Lymphoma represents the most severe complication of Sjögren’s syndrome (SS) and is the primary determinant of mortality in affected patients. The majority of lymphomas in SS are extranodal non-Hodgkin B-cell lymphomas of mucosa-associated lymphoid tissue, most frequently originating in the salivary glands, the principal site of chronic autoimmune inflammation. Extensive research on lymphomagenesis in SS has demonstrated that progression to B-cell lymphoma follows a multistep process driven by persistent local antigenic stimulation of B cells. The neoplastic B cells typically arise from autoreactive clones, most commonly rheumatoid factor–producing B cells, which undergo unchecked proliferation and ultimately malignant transformation.
A landmark prospective multicenter cohort study, published in Rheumatology International, has provided newer insights into the magnitude of this risk. The Spanish study followed 314 patients with SS over a median of 9.5 years, reporting that 11 patients (3.5%) developed non-Hodgkin lymphoma. During the study period, eleven patients (3.5%) developed non-Hodgkin lymphoma, yielding a standardized incidence ratio of 15.36 compared to the general population. Cryoglobulinemia emerged as the most significant independent predictor of lymphoma development, with a hazard ratio of 11.07. This biomarker’s presence substantially increased the likelihood of lymphoma occurrence in affected patients.

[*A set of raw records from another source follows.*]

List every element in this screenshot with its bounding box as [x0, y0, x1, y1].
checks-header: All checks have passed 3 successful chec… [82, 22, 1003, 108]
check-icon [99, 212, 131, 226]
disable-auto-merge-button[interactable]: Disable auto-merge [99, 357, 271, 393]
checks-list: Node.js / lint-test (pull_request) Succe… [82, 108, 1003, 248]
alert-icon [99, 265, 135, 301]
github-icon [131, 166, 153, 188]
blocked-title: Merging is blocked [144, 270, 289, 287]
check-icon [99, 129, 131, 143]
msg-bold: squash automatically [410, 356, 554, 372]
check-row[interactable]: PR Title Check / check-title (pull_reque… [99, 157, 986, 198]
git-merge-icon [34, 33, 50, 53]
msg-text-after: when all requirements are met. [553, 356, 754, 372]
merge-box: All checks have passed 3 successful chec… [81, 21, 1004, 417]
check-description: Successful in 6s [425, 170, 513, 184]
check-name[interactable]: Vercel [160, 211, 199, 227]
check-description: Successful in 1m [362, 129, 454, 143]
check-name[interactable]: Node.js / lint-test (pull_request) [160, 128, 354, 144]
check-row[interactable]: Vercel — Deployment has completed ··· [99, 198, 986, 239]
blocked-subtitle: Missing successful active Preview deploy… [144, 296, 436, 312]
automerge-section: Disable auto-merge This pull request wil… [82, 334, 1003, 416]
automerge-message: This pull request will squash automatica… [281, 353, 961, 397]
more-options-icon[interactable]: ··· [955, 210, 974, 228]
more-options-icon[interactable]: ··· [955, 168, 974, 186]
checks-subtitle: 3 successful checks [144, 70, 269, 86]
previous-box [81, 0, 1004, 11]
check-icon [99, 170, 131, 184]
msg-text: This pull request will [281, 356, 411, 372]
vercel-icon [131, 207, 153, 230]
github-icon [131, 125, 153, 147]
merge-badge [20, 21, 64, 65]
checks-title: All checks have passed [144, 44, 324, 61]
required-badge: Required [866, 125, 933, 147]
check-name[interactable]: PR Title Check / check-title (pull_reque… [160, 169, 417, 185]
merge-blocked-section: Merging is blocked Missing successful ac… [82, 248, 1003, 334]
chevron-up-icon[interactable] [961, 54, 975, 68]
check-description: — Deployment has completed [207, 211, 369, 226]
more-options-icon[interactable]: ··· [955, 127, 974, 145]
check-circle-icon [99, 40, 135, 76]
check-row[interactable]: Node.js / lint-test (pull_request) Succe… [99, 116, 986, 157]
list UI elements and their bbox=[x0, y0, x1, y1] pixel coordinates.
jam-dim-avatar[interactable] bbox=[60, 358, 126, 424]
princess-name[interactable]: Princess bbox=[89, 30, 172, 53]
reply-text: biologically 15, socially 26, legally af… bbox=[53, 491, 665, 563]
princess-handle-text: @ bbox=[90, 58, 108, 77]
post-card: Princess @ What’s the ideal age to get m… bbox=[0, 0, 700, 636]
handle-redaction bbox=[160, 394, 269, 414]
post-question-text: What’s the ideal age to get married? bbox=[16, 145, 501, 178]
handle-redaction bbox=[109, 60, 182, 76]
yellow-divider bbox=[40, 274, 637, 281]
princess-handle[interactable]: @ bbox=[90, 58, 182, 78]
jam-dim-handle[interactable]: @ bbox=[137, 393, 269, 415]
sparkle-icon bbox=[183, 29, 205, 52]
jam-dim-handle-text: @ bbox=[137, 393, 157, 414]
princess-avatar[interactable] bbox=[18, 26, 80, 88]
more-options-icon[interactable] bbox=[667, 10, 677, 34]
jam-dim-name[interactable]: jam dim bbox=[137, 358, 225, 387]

According to previous studies, the overall risk non-Hodgkin’s lymphoma in patients with SS is estimated to be 5–15 times higher than in the general population. Clinical and laboratory features associated with higher lymphoma risk include persistent or asymmetric parotid gland enlargement, lymphadenopathy, splenomegaly, palpable purpura due to cutaneous vasculitis, hypocomplementemia (low C3 and C4), cryoglobulinemia, monoclonal gammopathy, and high disease activity. Suspicion should be raised when patients present with chronic or progressive salivary gland swelling, constitutional symptoms, or unexplained cytopenias.
The current findings highlight the critical importance of enhanced surveillance protocols for SS disease patients, particularly those with cryoglobulinemia. The substantial elevation in lymphoma risk necessitated refined clinical approaches to risk stratification and early detection strategies. These results emphasized the need for tailored interventions and monitoring strategies to reduce lymphoma-related mortality in SS patients. The identification of cryoglobulinemia as a key predictor offered clinicians a valuable tool for identifying high-risk patients who may benefit from intensified surveillance protocols. Future research should focus on validating these findings across diverse patient populations and exploring targeted therapeutic approaches to reduce lymphoma risk in this vulnerable group.
References
- Rusinovich-Lovgach O, Plaza Z, Fernández-Castro M, Rosas-Gómez de Salazar J, Martínez-Taboada VM, Olive A, et al. High incidence of lymphoma in Sjögren’s disease: predictors and mortality implications in a prospective cohort study. Rheumatol Int. 2025 Aug 6;45(8):184.
- Nocturne G, Pontarini E, Bombardieri M, Mariette X. Lymphomas complicating primary Sjögren’s syndrome: from autoimmunity to lymphoma. Rheumatology (Oxford). 2021 Aug 2;60(8):3513-3521.